Each weekday, Tim will take a look at what we know about each of the upcoming 52 new comics from the September DC relaunch, one series at a time. Today: GREEN ARROW!
The Concept and Characters: One of DC’s oldest characters returns with a not-so-fresh creative team. Over the 70 years of his existence, Green Arrow has changed drastically from his Golden Age incarnation as a jolly Batman-with-a-bow, but the majority of those changes kicked into place by Neal Adams in 1969, when he gave the archer some facial hair and a distinctive sartorial style. His character redesign, and Adams subsequent work with Denny O’Neil on the “relevant” Green Lantern/Green Arrow run of the early 1970s, redefined Oliver Queen as a hot-headed liberal activist. He’s been stuck in that mold, with only changes in degree, ever since.
It’s not a bad mold to be in, honestly. Green Arrow has one of the strongest personalities of any of the DC heroes, and that makes him a potentially engaging protagonist. In guest appearances, he can be reduced to righteous temper tantrums, and in solo stories, the social message can outweigh the excitement of the narrative, but Green Arrow is a top-tier DC character who has played a consistently important role in the history of the DC Universe.
He has also been the focus of a few memorable runs, including the above-mentioned Green Lantern/Green Arrow comics, which, in many ways, defined the Bronze Age of American comics. The early 1980s gave him a four-issue mini-series, with exceptional artwork by a young Trevor Von Eeden, and Green Arrow would close out that decade with a light costume redesign and a new direction as an urban hunter in Mike Grell’s Green Arrow: The Longbow Hunters and the ongoing series that followed for over a decade.
By the end of that series, after Grell left, the various creative teams peeled away the “urban hunter” concept and brought Oliver Queen back into the superhero fold. In the years since, the character has shifted back and forth between the two perspectives (gritty street-level anti-hero and gadget-infused superhero-of-the-people), with the most recent series, by writer J.T. Krul, emphasizing the edgy quality of a man with a bow and arrows trying to rid the streets of crime. The relaunched series, by the same writer, looks to bring back more of the superhero element. Including the trick arrows.
He will also apparently be something of a weapons master, not just a bow-and-arrow specialist, according to what Krul has said to the press.

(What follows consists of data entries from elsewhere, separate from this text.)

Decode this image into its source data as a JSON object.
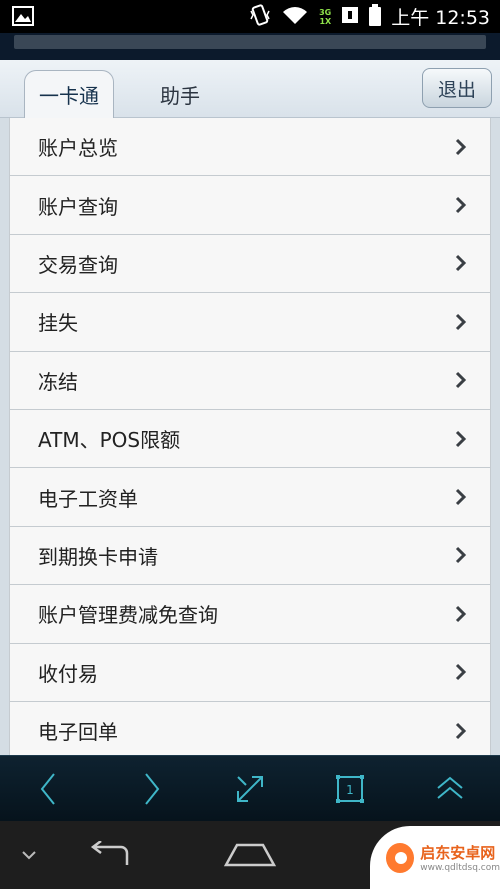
{
  "status": {
    "time": "上午 12:53",
    "network_top": "3G",
    "network_bottom": "1X"
  },
  "tabs": [
    {
      "label": "一卡通"
    },
    {
      "label": "助手"
    }
  ],
  "logout_label": "退出",
  "menu": [
    {
      "label": "账户总览"
    },
    {
      "label": "账户查询"
    },
    {
      "label": "交易查询"
    },
    {
      "label": "挂失"
    },
    {
      "label": "冻结"
    },
    {
      "label": "ATM、POS限额"
    },
    {
      "label": "电子工资单"
    },
    {
      "label": "到期换卡申请"
    },
    {
      "label": "账户管理费减免查询"
    },
    {
      "label": "收付易"
    },
    {
      "label": "电子回单"
    }
  ],
  "toolbar": {
    "tab_count": "1"
  },
  "watermark": {
    "title": "启东安卓网",
    "url": "www.qdltdsq.com"
  }
}
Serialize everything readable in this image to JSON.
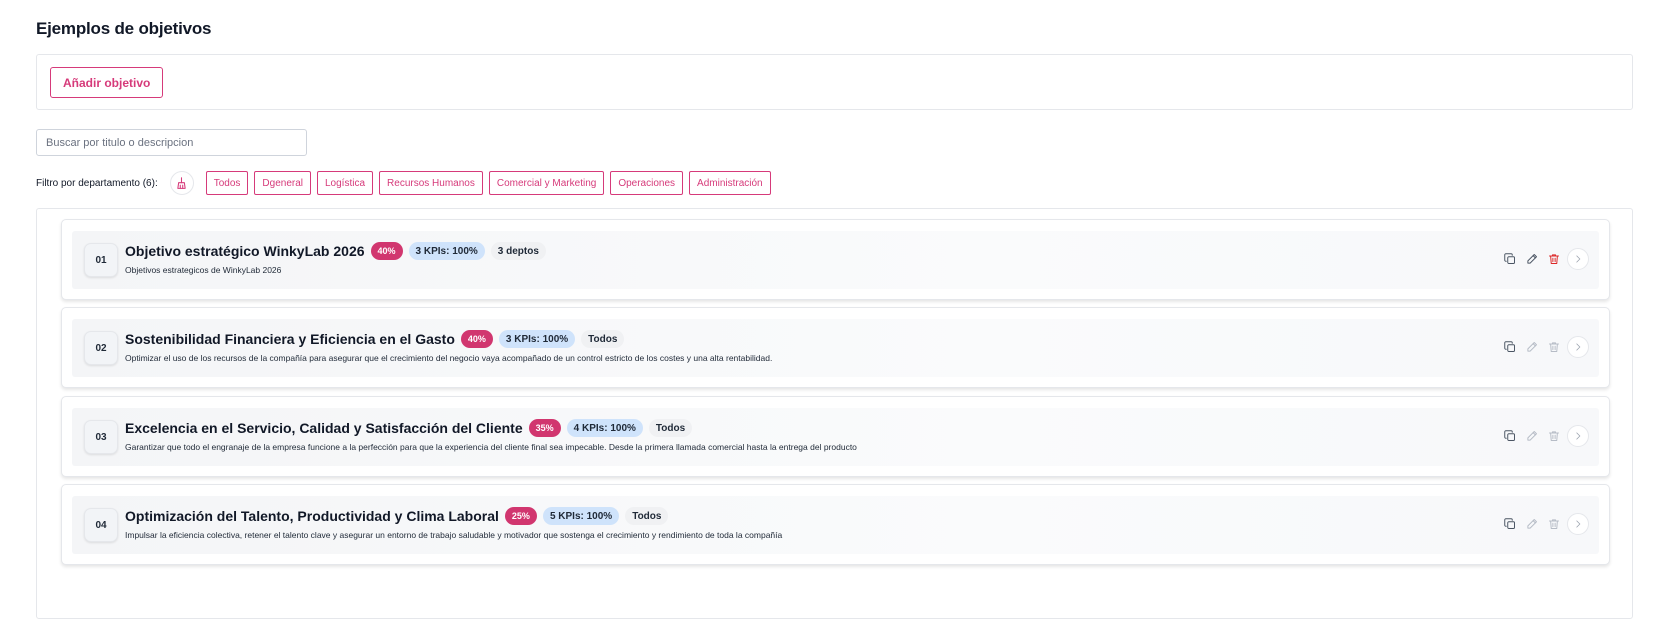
{
  "page": {
    "title": "Ejemplos de objetivos"
  },
  "toolbar": {
    "add_label": "Añadir objetivo"
  },
  "search": {
    "placeholder": "Buscar por titulo o descripcion",
    "value": ""
  },
  "filter": {
    "label": "Filtro por departamento (6):",
    "clear_icon": "broom-icon",
    "chips": [
      "Todos",
      "Dgeneral",
      "Logística",
      "Recursos Humanos",
      "Comercial y Marketing",
      "Operaciones",
      "Administración"
    ]
  },
  "colors": {
    "accent": "#d63a7a",
    "pct_badge": "#d1366f",
    "kpi_badge": "#cfe3fb",
    "delete_active": "#dc2626",
    "icon": "#4b5563",
    "icon_disabled": "#b6bcc6"
  },
  "objectives": [
    {
      "number": "01",
      "title": "Objetivo estratégico WinkyLab 2026",
      "percent": "40%",
      "kpis": "3 KPIs: 100%",
      "departments": "3 deptos",
      "description": "Objetivos estrategicos de WinkyLab 2026",
      "actions": [
        "copy-icon",
        "edit-icon",
        "trash-icon",
        "chevron-right-icon"
      ],
      "editable": true
    },
    {
      "number": "02",
      "title": "Sostenibilidad Financiera y Eficiencia en el Gasto",
      "percent": "40%",
      "kpis": "3 KPIs: 100%",
      "departments": "Todos",
      "description": "Optimizar el uso de los recursos de la compañía para asegurar que el crecimiento del negocio vaya acompañado de un control estricto de los costes y una alta rentabilidad.",
      "actions": [
        "copy-icon",
        "edit-icon",
        "trash-icon",
        "chevron-right-icon"
      ],
      "editable": false
    },
    {
      "number": "03",
      "title": "Excelencia en el Servicio, Calidad y Satisfacción del Cliente",
      "percent": "35%",
      "kpis": "4 KPIs: 100%",
      "departments": "Todos",
      "description": "Garantizar que todo el engranaje de la empresa funcione a la perfección para que la experiencia del cliente final sea impecable. Desde la primera llamada comercial hasta la entrega del producto",
      "actions": [
        "copy-icon",
        "edit-icon",
        "trash-icon",
        "chevron-right-icon"
      ],
      "editable": false
    },
    {
      "number": "04",
      "title": "Optimización del Talento, Productividad y Clima Laboral",
      "percent": "25%",
      "kpis": "5 KPIs: 100%",
      "departments": "Todos",
      "description": "Impulsar la eficiencia colectiva, retener el talento clave y asegurar un entorno de trabajo saludable y motivador que sostenga el crecimiento y rendimiento de toda la compañía",
      "actions": [
        "copy-icon",
        "edit-icon",
        "trash-icon",
        "chevron-right-icon"
      ],
      "editable": false
    }
  ]
}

Though, in his mind, the character isn’t about just a bunch of gizmos: “For me, that agent of social change component is a core aspect of who Green Arrow is,” says Krul. “He’s driven to fight for the little guy — to stand up against what’s wrong with the world. He may not always have the solution to the world’s problems, but that won’t stop him from calling them out bluntly.”
The Creative Team: J.T. Krul, also the writer of the Captain Atom relaunch, seems to have a strong handle on Oliver Queen as a character, at least conceptually, but I have yet to read a Krul-written comic that was very good. I skipped most of the previous series, but in the few issues I did sample, Krul’s unsubtle handling of the characters didn’t give me much hope for the future of Green Arrow. The relaunch seems to have a slightly lighter point of view attached to it, with more of what Krul describes as a “James Bond” feel. But I haven’t yet seen Krul convincingly pull off such a tone in any of his previous work. My sense is that if he did aim for James Bond, we’d get the Paul W. S. Anderson version of a superspy.
The art is by Dan Jurgens and George Perez. These veteran artists will certainly do a nice job on the series, and Jurgens meat-and-potatoes layouts will benefit from the stylish rendering of Perez. Both artists have been working steadily in the comic book industry since the 1980s, and their visual approach to comics hasn’t changed much in all those years. With these guys, you know exactly what you’re going to get, and it’s never going to surprise you. But it will be competent work, bordering on comfortable.
Recommendation: Skip it. The look of Green Arrow won’t hurt the series, but Jurgens’s pencil work isn’t likely to break any new ground. So the determining factor will be the writing, and Krul has already written a dozen Green Arrow issues over the past year and a half to sample. From what I’ve seen, none of them are worth reading, and unless he radically changes his approach in this new series, the relaunched version won’t be any better.